Hammond leaned back in his chair, resting his hands on his desk. “Go on,” he invited.

“Well, sir, given that the wormhole was not only channeling the black hole’s gravity but was also under the influence of the time dilation caused by that gravity field, the transit time of anything within the wormhole would have been affected as well. Both matter and energy would be subject to these effects. The preliminary model I’ve put together appears to show the wormhole absorbing almost the entire energy output of the bomb. In fact, that could explain what caused it to jump between two gates as widely separated as P3W-451 and P2A-870 are in real space. It didn’t take anywhere near that much energy to cause a jump between our gate and the one in the Antarctic, that time that Colonel O’Neill and I were stranded. But those gates were on the same planet.

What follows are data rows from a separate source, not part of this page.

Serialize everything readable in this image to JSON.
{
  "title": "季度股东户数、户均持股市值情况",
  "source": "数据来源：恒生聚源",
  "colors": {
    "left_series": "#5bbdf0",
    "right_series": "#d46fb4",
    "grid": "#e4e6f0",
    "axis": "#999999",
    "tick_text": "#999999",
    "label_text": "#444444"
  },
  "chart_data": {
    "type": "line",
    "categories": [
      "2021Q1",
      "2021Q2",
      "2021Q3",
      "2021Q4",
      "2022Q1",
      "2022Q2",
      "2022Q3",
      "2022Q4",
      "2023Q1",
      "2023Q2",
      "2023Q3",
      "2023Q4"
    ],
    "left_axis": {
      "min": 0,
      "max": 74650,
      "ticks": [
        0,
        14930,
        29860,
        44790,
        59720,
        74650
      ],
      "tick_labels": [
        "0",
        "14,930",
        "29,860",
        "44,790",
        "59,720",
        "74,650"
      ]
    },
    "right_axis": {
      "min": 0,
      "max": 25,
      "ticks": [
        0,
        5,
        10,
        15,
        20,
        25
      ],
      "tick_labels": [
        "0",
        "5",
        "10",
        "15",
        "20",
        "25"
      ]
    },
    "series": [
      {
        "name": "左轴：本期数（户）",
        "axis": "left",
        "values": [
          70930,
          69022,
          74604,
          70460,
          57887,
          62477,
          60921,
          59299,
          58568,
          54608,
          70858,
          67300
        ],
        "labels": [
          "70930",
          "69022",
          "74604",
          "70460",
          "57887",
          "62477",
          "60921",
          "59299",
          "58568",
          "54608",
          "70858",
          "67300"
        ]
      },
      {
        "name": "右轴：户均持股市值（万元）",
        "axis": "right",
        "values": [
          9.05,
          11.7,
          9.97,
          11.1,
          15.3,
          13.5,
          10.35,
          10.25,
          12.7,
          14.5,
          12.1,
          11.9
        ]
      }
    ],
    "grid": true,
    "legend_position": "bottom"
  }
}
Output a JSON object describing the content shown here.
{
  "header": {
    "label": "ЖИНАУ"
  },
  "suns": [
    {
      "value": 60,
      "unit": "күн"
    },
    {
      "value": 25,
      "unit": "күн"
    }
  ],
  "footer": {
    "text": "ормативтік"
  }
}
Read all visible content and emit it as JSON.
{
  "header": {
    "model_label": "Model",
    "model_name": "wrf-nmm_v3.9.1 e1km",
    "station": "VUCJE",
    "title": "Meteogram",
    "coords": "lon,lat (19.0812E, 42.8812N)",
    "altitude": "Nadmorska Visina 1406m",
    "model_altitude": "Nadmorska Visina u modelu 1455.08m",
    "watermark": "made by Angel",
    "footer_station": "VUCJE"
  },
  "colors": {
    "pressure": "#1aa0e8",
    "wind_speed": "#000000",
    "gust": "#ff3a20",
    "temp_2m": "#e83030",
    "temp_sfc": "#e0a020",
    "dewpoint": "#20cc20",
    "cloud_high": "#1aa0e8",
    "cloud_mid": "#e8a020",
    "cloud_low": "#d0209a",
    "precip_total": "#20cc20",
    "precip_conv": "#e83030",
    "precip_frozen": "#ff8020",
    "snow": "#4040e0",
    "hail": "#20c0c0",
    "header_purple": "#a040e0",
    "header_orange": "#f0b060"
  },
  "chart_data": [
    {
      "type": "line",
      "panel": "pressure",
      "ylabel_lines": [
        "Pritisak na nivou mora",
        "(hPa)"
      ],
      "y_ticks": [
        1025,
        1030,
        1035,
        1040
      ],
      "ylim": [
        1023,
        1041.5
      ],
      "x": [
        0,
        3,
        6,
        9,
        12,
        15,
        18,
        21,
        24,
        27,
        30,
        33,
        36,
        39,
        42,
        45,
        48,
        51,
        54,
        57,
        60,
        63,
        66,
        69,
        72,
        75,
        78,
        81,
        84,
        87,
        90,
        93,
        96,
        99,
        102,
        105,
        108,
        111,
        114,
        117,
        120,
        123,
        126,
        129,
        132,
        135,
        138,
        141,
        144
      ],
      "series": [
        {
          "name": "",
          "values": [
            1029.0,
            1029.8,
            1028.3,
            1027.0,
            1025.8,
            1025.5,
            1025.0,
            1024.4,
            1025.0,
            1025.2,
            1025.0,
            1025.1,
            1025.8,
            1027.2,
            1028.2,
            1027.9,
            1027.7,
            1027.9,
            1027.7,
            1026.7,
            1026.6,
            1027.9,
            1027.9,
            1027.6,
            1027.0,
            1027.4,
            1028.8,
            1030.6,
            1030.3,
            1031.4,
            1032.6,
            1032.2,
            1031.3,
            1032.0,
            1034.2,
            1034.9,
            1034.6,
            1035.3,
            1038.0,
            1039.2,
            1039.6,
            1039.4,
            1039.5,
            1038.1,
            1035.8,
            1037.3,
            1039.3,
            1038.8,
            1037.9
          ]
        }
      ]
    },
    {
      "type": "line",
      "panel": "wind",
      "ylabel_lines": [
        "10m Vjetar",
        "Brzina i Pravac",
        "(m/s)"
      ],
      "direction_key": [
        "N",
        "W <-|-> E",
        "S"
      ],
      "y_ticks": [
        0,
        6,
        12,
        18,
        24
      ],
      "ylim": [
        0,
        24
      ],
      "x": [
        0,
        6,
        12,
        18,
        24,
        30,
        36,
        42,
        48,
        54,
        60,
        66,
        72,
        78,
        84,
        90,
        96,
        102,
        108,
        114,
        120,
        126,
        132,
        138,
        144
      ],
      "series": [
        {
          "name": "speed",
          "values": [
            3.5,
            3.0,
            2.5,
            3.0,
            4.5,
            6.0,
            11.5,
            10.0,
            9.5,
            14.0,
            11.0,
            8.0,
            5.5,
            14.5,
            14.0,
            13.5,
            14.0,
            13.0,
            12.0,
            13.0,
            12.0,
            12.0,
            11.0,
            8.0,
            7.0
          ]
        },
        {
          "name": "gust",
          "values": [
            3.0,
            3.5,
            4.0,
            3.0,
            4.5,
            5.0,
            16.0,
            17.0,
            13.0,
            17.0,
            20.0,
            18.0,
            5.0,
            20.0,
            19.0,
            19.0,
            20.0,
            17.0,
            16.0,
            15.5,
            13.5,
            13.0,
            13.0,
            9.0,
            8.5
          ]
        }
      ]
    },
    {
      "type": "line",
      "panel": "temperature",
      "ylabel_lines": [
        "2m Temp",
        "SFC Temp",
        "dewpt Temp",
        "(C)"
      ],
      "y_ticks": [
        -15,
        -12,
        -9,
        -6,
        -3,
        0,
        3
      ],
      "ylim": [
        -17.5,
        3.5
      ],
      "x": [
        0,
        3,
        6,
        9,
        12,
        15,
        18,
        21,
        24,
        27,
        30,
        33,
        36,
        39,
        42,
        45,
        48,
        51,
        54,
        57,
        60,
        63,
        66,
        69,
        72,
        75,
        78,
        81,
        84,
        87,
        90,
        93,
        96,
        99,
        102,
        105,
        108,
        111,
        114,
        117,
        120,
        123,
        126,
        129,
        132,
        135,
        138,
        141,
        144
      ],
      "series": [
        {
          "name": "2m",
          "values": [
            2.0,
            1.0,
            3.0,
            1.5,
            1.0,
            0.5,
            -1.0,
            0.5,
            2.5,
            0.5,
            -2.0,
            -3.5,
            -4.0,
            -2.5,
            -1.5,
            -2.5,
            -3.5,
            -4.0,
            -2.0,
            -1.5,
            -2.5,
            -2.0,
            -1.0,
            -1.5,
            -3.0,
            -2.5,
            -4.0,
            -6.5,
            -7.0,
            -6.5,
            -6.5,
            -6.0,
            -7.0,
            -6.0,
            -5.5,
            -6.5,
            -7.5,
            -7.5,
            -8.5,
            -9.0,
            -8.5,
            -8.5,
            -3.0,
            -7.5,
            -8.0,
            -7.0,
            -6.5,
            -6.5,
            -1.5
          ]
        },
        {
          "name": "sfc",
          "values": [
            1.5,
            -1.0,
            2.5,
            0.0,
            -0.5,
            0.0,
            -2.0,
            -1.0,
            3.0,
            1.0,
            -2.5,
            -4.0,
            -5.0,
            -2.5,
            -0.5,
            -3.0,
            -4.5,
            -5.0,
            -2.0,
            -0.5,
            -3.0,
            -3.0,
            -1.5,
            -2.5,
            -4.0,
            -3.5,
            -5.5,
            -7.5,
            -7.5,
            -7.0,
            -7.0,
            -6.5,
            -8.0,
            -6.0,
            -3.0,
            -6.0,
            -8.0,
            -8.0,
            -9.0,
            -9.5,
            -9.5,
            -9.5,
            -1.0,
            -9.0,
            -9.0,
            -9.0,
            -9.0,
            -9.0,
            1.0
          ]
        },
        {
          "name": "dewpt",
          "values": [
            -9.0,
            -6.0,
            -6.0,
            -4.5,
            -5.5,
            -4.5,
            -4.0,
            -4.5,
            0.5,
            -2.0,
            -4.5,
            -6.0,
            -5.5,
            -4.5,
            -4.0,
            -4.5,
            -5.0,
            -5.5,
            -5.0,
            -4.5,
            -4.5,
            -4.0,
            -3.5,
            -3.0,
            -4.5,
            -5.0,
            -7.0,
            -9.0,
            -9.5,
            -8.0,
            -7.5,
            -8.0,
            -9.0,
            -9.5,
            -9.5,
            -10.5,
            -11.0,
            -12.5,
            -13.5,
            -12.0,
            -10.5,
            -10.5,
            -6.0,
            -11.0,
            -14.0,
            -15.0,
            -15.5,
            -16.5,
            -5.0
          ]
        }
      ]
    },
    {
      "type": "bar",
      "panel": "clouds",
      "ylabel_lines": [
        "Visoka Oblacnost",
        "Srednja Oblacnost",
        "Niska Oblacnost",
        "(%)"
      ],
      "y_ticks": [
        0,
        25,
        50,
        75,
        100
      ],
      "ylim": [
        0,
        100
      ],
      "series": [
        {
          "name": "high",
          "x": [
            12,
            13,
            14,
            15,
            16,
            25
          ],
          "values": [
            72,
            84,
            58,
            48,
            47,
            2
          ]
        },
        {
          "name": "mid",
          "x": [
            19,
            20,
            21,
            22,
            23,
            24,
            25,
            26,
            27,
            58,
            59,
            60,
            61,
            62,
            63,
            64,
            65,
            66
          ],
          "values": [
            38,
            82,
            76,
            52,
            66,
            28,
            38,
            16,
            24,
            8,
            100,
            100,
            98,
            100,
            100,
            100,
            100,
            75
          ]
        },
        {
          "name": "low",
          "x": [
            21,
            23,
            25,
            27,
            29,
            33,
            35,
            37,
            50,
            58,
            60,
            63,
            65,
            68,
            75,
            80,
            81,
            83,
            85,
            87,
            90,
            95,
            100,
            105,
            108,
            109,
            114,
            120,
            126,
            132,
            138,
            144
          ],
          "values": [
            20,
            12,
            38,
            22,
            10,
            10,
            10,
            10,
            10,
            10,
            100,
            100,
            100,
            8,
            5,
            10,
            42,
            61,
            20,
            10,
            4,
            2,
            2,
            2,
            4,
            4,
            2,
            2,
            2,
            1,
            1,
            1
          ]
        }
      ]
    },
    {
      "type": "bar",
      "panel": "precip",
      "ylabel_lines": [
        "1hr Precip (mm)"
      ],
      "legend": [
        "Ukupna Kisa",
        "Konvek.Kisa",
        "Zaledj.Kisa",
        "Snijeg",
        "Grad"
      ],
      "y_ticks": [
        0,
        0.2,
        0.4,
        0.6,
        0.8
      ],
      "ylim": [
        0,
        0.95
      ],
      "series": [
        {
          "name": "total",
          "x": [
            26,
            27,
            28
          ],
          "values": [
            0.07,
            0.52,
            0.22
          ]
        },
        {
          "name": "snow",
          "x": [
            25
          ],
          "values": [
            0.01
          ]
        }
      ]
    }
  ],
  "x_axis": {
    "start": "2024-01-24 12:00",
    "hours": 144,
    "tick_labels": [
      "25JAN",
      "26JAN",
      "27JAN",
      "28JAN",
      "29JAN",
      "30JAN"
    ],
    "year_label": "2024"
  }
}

The jump we deliberately manufactured involved over ninety lightyears, sir.”

Hammond could feel a headache beginning just above his eye sockets. He did his best to understand the science involved in what they were all doing here, but the intricacies of wormhole physics were beyond him even on the best of days. Clearly, Carter was leading up to something with her explanation, but he’d be damned if he could figure out what it was. “Captain, what exactly is it you’re trying to tell me?”

She looked momentarily abashed. “I’m sorry, sir. What I’m getting at is that there is a chance that Colonel Cromwell may have still been in transit at the time the wormhole jumped between gates. If so, then it’s possible he survived the trip. He could be on P2A-870 right now.”